Cultura

¿SABES CÓMO BENJAMIN FRANKLIN DIFUNDIÓ LA CIENCIA MODERNA?

Las viejas generaciones europeas siempre confiaron en el pensamiento mágico para explicar los fenómenos celestiales, como si de mensajes ocultos se tratara. Nicolás Copérnico, precursor de la astronomía moderna, cuya vida transcurrió entre los siglos XV y XVI, utilizó métodos científicos para idear una comprensión más precisa del sistema solar. En su libro «Sobre las revoluciones de las esferas celestiales» (publicado en 1543), Copérnico mostró que los planetas giraban alrededor del sol, aunque todavía no lo entendía todo.

Él pensaba que los cuerpos planetarios tenían órbitas circulares porque el Dios cristiano habría diseñado círculos perfectos en el cosmos. La confirmación que el movimiento planetario es elíptico fue un descubrimiento que llegó mucho después; pero su visión del cosmos fue revolucionaria, dejando atrás el sistema ptolemaico (sistema donde cada planeta se mueve mediante una combinación de dos o más esferas) utilizado por siglos.

Aunque en esa época, la mayoría de las personas había aceptado el sistema heliocéntrico de Copérnico; el asombro aún estaba presente, así la maravilla se aprovechó de los avances tecnológicos para así contribuir a ayudar a las personas a comprender mejor el mundo en que vivían.

Franklin, al igual que muchos en su generación, creía que el conocimiento científico podría reducir los temores humanos sobre lo que el cielo podría presagiar; en este sentido toma la iniciativa de publicar El almanaque del pobre Richard (Poor Richard’s Almanack o Almanac); un almanaque que tenía una periodicidad de publicación anual creado por el mismísimo Benjamin Franklin, quien bajo el seudónimo de «Pobre Richard» o «Richard Saunders» se embarcó en la cruzada de la democratización del conocimiento, con información científica a través de un estilo satírico, para ayudar a los lectores a poder distinguir eventos astronómicos de las predicciones astrológicas; entre otras cosas.

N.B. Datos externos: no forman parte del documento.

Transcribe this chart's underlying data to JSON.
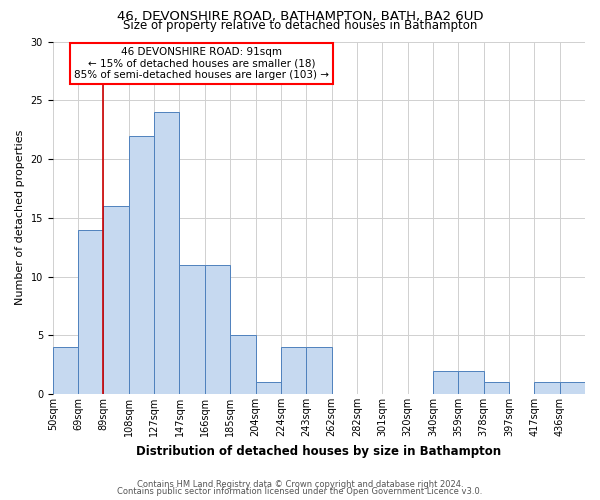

Con el almanaque del pobre Richard, Franklin, pasaría a difundir las opiniones científicas modernas de eventos astronómicos, en un intento de liberar a la gente del reino de las profecías y la astrología pagana. Él consideraba la predicción astrológica tonta, especialmente a la luz de los nuevos descubrimientos científicos que se hacían sobre el Universo. De esta forma, aprovechó la grieta para usar sus almanaques con un tono donde se burlaba de sus competidores que seguían fingiendo que podían usar legítimamente los eclipses, para predecir eventos futuros.

El almanaque de Franklin proporcionó historias, aforismos y poemas, todos ostensiblemente confeccionados por el personaje Richard Saunders, el «autor» ficticio del «Almanaque del pobre Richard» de Franklin. “Saunders” permitió a Franklin satirizar a los fabricantes de almanaque que escribían sobre eclipses como si fueran fenómenos ocultos. La sátira funcionaba porque se realiza muy cerca del objeto de burla, con una ligera diferencia; un recurso muy efectivo si tomamos en cuenta a los actuales programas de parodias. Así poco a poco fue minando la credibilidad de sus competidores Titan Leeds y John Jerman.

Pero, los eclipses de Sol no aparecen iguales en todas las partes de la Tierra donde se pueda ver. Puede ser total en algunos lugares, solo parcial en otros, y en otros lugares no vistos en absoluto, aunque ni las nubes ni el horizonte lo impidan».

Con esta explicación Franklin abría las puertas a que la gente tuviera más confianza en el Universo y en sus fenómenos, para apartarse definitivamente de las ficciones que estaban en muchos almanaques.